Indeed. If we have no use for America or the very concept of limitations on government power, why bother? At some point the scam has to end, why not now?
“It’s difficult to find a constitutional basis for abortion or labor unions in a document written by largely affluent men more than two centuries ago. It would be far better if liberal legislators could simply make a case for abortion and labor rights on their own merits without having to bother with the Constitution.”
Wouldn’t it be nice if we could set up a bureau of disinformation to monitor everyone’s speech without having to bother with the Constitution?
“By leaving democracy hostage to constraints that are harder to change than the rest of the legal order, constitutionalism of any sort demands extraordinary consensus for meaningful progress.”
Extraordinary consensus.
And if you want radical change, the Constitution stands in the way. Who’s afraid of Extraordinary Consensus as a barrier? Aspiring tyrants.
“It conditions democracy in which majority rule always must matter most on surviving vetoes from powerful minorities “
As the Framers meant to prevent exactly this state of affairs.
“The Constitution prevents us from letting 51% of the country decide to send the other 49% to gulags. We need to get rid of it.”
“the way to seek real freedom will be to use procedures consistent with popular rule.”

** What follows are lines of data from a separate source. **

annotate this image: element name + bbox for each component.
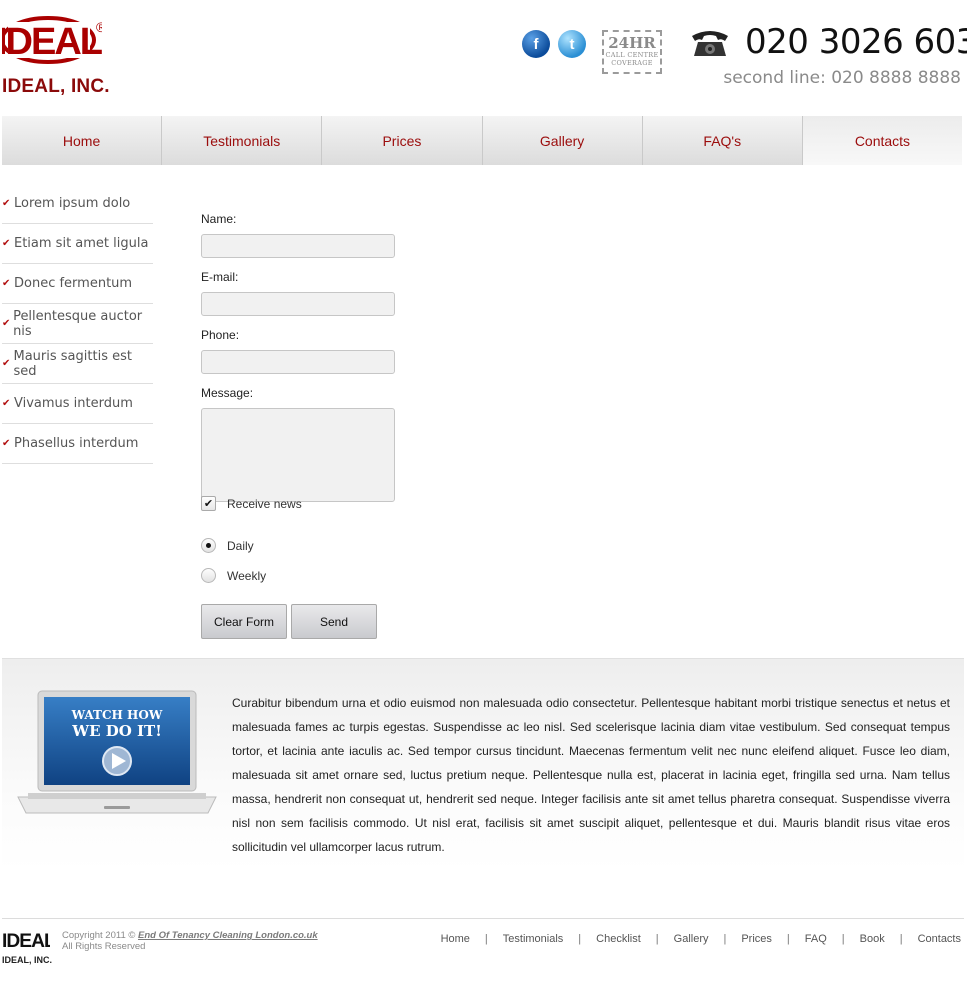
sidebar-item-label: Phasellus interdum [14, 436, 139, 451]
footer-logo-mark: IDEAL [2, 931, 57, 952]
footer-nav: Home | Testimonials | Checklist | Galler… [441, 933, 961, 945]
footer-divider [2, 918, 964, 919]
nav-faqs[interactable]: FAQ's [642, 116, 803, 165]
receive-news-checkbox[interactable]: ✔ [201, 496, 216, 511]
clear-form-button[interactable]: Clear Form [201, 604, 287, 639]
receive-news-label: Receive news [227, 496, 302, 511]
nav-gallery[interactable]: Gallery [482, 116, 643, 165]
email-label: E-mail: [201, 270, 239, 284]
copyright-prefix: Copyright 2011 © [62, 930, 136, 941]
site-link[interactable]: End Of Tenancy Cleaning London.co.uk [138, 930, 318, 941]
phone-label: Phone: [201, 328, 240, 342]
nav-home[interactable]: Home [2, 116, 163, 165]
badge-line1: CALL CENTRE [605, 51, 659, 59]
footer-link-testimonials[interactable]: Testimonials [503, 933, 564, 945]
copyright: Copyright 2011 © End Of Tenancy Cleaning… [62, 930, 318, 952]
footer-logo[interactable]: IDEAL IDEAL, INC. [2, 928, 57, 968]
nav-prices[interactable]: Prices [322, 116, 483, 165]
footer-link-prices[interactable]: Prices [741, 933, 772, 945]
name-field[interactable] [201, 234, 395, 258]
main-nav: Home Testimonials Prices Gallery FAQ's C… [2, 116, 963, 165]
video-title-line1: WATCH HOW [71, 708, 163, 722]
footer-company-name: IDEAL, INC. [2, 955, 53, 965]
weekly-radio[interactable] [201, 568, 216, 583]
daily-row: Daily [201, 538, 254, 553]
24hr-call-centre-badge: 24HR CALL CENTRE COVERAGE [602, 30, 662, 74]
sidebar-item-label: Mauris sagittis est sed [13, 348, 132, 379]
weekly-label: Weekly [227, 568, 267, 583]
name-label: Name: [201, 212, 237, 226]
sidebar-item[interactable]: ✔ Phasellus interdum [2, 424, 153, 464]
sidebar-item[interactable]: ✔ Etiam sit amet ligula [2, 224, 153, 264]
check-icon: ✔ [2, 398, 11, 409]
sidebar-item-label: Etiam sit amet ligula [14, 236, 149, 251]
footer-logo-text: IDEAL [2, 931, 50, 952]
footer-link-book[interactable]: Book [860, 933, 885, 945]
footer-separator: | [899, 933, 903, 945]
registered-mark: ® [96, 19, 102, 35]
sidebar-item[interactable]: ✔ Lorem ipsum dolo [2, 184, 153, 224]
footer-link-home[interactable]: Home [441, 933, 470, 945]
sidebar-item[interactable]: ✔ Mauris sagittis est sed [2, 344, 153, 384]
daily-label: Daily [227, 538, 254, 553]
laptop-video-thumbnail[interactable]: WATCH HOW WE DO IT! [16, 689, 218, 821]
email-field[interactable] [201, 292, 395, 316]
footer-link-faq[interactable]: FAQ [805, 933, 827, 945]
receive-news-row: ✔ Receive news [201, 496, 302, 511]
message-label: Message: [201, 386, 254, 400]
footer-separator: | [484, 933, 488, 945]
message-field[interactable] [201, 408, 395, 502]
sidebar-item-label: Vivamus interdum [14, 396, 133, 411]
footer-separator: | [786, 933, 790, 945]
sidebar-item-label: Donec fermentum [14, 276, 133, 291]
badge-hours: 24HR [608, 34, 656, 52]
check-icon: ✔ [2, 318, 11, 329]
rights-text: All Rights Reserved [62, 941, 146, 952]
phone-field[interactable] [201, 350, 395, 374]
check-icon: ✔ [2, 358, 11, 369]
weekly-row: Weekly [201, 568, 266, 583]
sidebar-item-label: Lorem ipsum dolo [14, 196, 131, 211]
sidebar-item[interactable]: ✔ Donec fermentum [2, 264, 153, 304]
check-icon: ✔ [2, 238, 11, 249]
daily-radio[interactable] [201, 538, 216, 553]
ideal-logo-mark: IDEAL ® [2, 16, 102, 64]
footer-separator: | [578, 933, 582, 945]
footer-link-contacts[interactable]: Contacts [918, 933, 961, 945]
sidebar-item-label: Pellentesque auctor nis [13, 308, 143, 339]
video-title-line2: WE DO IT! [71, 722, 162, 740]
sidebar: ✔ Lorem ipsum dolo ✔ Etiam sit amet ligula… [2, 184, 153, 464]
sidebar-item[interactable]: ✔ Vivamus interdum [2, 384, 153, 424]
ideal-logo[interactable]: IDEAL ® IDEAL, INC. [2, 12, 122, 98]
promo-text: Curabitur bibendum urna et odio euismod … [232, 696, 950, 854]
contact-form: Name: E-mail: Phone: Message: [201, 212, 461, 502]
logo-text: IDEAL [2, 21, 102, 63]
footer-separator: | [723, 933, 727, 945]
check-icon: ✔ [2, 198, 11, 209]
twitter-icon[interactable]: t [558, 30, 586, 58]
phone-number: 020 3026 6036 [745, 22, 967, 62]
footer-link-checklist[interactable]: Checklist [596, 933, 641, 945]
footer-separator: | [841, 933, 845, 945]
sidebar-item[interactable]: ✔ Pellentesque auctor nis [2, 304, 153, 344]
nav-contacts[interactable]: Contacts [802, 116, 963, 165]
check-icon: ✔ [2, 438, 11, 449]
telephone-icon [692, 31, 728, 56]
footer-separator: | [655, 933, 659, 945]
promo-band: WATCH HOW WE DO IT! Curabitur bibendum u… [2, 658, 964, 871]
nav-testimonials[interactable]: Testimonials [162, 116, 323, 165]
footer-link-gallery[interactable]: Gallery [674, 933, 709, 945]
badge-line2: COVERAGE [611, 59, 653, 67]
company-name: IDEAL, INC. [2, 76, 110, 97]
second-phone-line: second line: 020 8888 8888 [723, 68, 961, 88]
send-button[interactable]: Send [291, 604, 377, 639]
check-icon: ✔ [2, 278, 11, 289]
facebook-icon[interactable]: f [522, 30, 550, 58]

Populism is now real freedom. Who knew?
Real freedom means dispensing with constraints on government authority and minority rights.
“One way to get to this more democratic world is to pack the Union with new states.”
Nothing says democracy like rigging the entire system to make elections irrelevant. And nothing says freedom like taking away limitations on the power of government.
“More aggressively, Congress could simply pass a Congress Act, reorganizing our legislature in ways that are more fairly representative of where people actually live and vote, and perhaps even reducing the Senate to a mere “council of revision” (a term Jamelle Bouie used to describe the Canadian Senate), without the power to obstruct laws.”
“In so doing, Congress would be pretty openly defying the Constitution to get to a more democratic order — and for that reason would need to insulate the law from judicial review. Fundamental values like racial equality or environmental justice would be protected not by law that stands apart from politics but — as they typically are — by ordinary expressions of popular will. And the basic structure of government, like whether to elect the president by majority vote or to limit judges to fixed terms, would be decided by present electorate as opposed to one from some foggy past.”
And then we could declare a People’s Republic of America and shoot everyone who disagrees to protect the environment, racial equity and the new revolution.
The Constitution and the Bill of Rights exist because the Founders and the Framers saw these people coming centuries ago. They didn’t win then. We must hope that they don’t win now.